We now have a solution for a problem that was described last month in Exchange Does Not Always Use Local GCs. The gist of the problem is that Exchange makes occasional requests to out-of-site DCs and if a WAN link is flaky or the remote DC is unresponsive, a few of those remote calls can block the majority of LDAP calls that are otherwise happy to use local GCs. This sometimes led to severe server outages especially when the initial LDAP connect succeeded but the bind or request response took too long to complete.
Not anymore. We have introduced a shorter timeout for LDAP calls and now if a query takes too long it will quickly time out allowing other calls to proceed. The new default timeout is 30 seconds but can be further tuned by using the following registry key:
This key is available with the fix contained in the soon to be published knowledge base article KB 911830 (please check back, the article WILL be there). It is an Exchange 2003 post SP2 fix. Without this fix Exchange uses the default LDAP timeout of 2 minutes and attempts 24 retries. Now we use a 30 second timeout (or whatever LdapBindTimeoutSecs is set to) and still attempt 24 retries. If you experience the problem it's probably best to set the value based on what is normal for a remote LDAP query in your environment. An LDAP query to a local GC generally takes well under 1 second. If a remote query takes 3-5 seconds in your environment maybe set LdapBindTimeoutSecs to double that. This is just a suggestion. You are the best judge of what works for your particular environment.
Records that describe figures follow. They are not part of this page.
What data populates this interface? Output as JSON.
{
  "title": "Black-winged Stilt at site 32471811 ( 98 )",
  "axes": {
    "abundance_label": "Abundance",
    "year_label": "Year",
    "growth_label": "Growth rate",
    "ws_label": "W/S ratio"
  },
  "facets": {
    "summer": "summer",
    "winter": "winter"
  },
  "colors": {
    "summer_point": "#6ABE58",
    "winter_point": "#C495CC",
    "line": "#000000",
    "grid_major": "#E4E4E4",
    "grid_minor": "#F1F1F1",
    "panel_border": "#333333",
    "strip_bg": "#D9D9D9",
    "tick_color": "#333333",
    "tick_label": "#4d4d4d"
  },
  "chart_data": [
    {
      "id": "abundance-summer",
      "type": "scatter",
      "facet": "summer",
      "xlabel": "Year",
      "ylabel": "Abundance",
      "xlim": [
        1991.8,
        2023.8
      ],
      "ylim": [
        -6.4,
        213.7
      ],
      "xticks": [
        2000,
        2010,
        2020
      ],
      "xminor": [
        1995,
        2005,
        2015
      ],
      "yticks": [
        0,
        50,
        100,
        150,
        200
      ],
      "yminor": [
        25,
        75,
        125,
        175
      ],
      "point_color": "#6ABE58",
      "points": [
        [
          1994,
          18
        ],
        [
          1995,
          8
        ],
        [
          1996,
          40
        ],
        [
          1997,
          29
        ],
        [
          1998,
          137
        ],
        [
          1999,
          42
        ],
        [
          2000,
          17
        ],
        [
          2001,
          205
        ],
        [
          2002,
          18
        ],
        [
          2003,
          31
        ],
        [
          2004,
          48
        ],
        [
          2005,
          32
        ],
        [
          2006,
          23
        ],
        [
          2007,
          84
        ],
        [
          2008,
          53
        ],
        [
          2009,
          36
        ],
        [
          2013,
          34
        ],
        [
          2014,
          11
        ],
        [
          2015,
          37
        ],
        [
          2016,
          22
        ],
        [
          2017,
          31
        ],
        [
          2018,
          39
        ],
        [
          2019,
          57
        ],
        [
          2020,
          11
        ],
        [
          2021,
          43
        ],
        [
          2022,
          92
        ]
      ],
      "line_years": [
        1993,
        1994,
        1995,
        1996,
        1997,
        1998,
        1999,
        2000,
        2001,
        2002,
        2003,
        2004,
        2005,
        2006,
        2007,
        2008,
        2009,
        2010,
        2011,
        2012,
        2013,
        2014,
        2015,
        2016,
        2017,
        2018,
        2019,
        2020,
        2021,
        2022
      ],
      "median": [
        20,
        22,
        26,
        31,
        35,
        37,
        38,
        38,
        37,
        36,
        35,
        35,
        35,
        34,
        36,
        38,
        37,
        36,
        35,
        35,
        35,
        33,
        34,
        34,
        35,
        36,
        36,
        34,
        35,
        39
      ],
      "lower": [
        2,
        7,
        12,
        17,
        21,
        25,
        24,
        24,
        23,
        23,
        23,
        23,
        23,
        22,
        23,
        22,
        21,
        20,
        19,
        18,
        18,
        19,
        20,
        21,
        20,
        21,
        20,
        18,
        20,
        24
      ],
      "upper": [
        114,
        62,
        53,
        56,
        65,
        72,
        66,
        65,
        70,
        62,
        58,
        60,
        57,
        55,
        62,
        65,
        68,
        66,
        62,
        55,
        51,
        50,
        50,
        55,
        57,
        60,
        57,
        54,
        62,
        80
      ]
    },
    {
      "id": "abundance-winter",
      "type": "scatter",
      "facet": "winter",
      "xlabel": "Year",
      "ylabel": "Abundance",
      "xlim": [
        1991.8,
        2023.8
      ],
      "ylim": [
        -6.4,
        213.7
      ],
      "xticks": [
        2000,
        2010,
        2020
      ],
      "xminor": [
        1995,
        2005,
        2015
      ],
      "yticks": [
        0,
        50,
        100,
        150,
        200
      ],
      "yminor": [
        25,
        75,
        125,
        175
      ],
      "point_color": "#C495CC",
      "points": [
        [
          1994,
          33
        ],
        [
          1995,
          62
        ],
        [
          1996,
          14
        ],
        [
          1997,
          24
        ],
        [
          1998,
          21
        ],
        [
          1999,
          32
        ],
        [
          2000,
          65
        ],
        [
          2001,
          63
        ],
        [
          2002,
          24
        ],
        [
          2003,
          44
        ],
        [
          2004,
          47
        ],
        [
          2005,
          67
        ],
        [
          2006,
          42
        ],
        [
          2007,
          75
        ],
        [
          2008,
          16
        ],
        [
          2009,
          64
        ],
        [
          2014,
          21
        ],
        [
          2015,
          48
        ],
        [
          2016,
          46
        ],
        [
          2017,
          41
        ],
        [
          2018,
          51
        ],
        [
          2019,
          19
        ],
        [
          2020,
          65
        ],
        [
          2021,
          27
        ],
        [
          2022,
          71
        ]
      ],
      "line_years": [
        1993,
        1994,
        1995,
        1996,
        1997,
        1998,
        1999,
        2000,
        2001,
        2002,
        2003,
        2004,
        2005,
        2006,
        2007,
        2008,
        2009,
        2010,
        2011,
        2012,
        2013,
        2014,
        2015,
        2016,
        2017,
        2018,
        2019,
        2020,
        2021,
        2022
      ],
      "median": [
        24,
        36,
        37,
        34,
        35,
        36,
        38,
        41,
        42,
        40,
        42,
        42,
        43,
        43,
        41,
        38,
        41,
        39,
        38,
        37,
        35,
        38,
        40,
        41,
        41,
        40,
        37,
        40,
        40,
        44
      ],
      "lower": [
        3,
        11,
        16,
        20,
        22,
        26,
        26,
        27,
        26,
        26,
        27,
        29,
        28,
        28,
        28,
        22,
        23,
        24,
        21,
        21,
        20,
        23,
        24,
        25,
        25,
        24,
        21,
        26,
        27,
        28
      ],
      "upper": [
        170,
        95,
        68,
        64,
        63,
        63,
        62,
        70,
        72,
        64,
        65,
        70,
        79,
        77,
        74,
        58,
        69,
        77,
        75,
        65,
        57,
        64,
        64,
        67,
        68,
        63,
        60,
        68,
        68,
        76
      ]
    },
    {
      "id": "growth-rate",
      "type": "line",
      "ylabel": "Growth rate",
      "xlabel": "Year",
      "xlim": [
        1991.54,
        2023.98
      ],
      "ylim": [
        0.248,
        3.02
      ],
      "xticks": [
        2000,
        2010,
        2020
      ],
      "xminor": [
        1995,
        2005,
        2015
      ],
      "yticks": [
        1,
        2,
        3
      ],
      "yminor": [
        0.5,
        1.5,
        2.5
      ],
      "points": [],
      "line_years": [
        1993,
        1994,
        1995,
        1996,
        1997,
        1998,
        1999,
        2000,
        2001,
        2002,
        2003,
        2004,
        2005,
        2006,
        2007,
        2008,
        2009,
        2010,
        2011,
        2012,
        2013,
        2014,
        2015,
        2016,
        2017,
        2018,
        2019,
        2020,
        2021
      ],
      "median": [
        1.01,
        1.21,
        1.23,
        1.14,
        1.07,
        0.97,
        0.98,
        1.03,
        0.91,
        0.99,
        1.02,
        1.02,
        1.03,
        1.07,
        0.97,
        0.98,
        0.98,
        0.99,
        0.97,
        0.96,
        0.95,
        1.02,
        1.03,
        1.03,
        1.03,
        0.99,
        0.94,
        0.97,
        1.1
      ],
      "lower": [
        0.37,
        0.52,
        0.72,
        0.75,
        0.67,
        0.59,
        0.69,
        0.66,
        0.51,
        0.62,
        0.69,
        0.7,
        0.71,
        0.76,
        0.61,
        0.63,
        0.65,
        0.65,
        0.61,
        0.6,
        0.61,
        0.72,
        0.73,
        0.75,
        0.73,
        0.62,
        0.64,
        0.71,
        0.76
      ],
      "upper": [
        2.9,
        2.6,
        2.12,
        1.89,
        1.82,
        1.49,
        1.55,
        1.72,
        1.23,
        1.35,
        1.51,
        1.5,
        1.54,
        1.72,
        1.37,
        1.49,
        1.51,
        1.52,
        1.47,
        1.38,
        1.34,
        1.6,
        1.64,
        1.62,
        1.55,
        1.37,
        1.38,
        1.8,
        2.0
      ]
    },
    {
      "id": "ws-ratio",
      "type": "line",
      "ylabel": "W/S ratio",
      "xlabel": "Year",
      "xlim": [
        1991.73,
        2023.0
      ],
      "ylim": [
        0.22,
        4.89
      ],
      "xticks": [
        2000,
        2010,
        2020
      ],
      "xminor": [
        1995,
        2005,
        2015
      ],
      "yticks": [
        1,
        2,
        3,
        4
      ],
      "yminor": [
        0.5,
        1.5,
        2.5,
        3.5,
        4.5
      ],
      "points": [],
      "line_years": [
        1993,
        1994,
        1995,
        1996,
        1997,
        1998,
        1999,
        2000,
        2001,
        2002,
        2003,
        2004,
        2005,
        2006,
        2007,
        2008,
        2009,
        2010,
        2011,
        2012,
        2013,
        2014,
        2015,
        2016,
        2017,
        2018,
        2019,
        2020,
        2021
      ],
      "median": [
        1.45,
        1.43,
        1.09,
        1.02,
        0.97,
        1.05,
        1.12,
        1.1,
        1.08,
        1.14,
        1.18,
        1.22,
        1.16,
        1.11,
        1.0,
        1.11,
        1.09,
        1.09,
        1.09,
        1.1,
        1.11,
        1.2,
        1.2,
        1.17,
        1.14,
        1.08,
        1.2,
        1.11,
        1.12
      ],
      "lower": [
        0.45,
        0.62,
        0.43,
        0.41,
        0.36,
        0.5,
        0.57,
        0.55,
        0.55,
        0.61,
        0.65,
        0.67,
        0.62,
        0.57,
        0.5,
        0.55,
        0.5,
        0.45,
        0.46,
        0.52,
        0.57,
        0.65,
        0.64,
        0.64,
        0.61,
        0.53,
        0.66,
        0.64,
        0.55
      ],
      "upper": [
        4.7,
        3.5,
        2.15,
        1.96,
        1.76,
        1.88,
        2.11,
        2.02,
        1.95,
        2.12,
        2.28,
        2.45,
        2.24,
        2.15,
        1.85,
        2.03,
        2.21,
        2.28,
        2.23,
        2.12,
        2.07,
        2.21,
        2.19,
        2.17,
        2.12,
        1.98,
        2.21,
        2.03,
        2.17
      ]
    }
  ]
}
I should emphasize that the fix does NOT solve LDAP connectivity issues. It only ensures that you don't suffer a complete Exchange outage because some remote DC Exchange tried to contact is unresponsive, yet the local GCs are available to service the majority of Exchange LDAP requests. If the Exchange server is hung waiting on responses from local GCs or all local GCs are unavailable and therefore all requests end up going to out-of-site servers, the fix is not particularly helpful. In both of these situations the first order of business should be figuring out what is wrong with the local GCs and fixing that. For the situation where the fix is useful you should also address whatever is wrong with the underlying substrate (WAN link or whatever else the case might be).
In the blog feedback Nino requested in November, MKohlman said he would like to see:
"...a post or two regarding a recent KB article concerning a recent issue followed with a history of how the problem was discovered and documented. It would be interesting to follow this process from discovery to resolution or work-around (say, was it discovered internally by MS or did it start as an issue in the field that was researched and resolved either by the admins, MS or both?) I know that I've been very curious on occasion when I've run into an issue that I could not find an answer for via KB or newsgroups, then see a KB turn up a few weeks or months later that matches or closely matches the issue that no one else could initially confirm or duplicate."
MKohlman, we hope this is what you had in mind!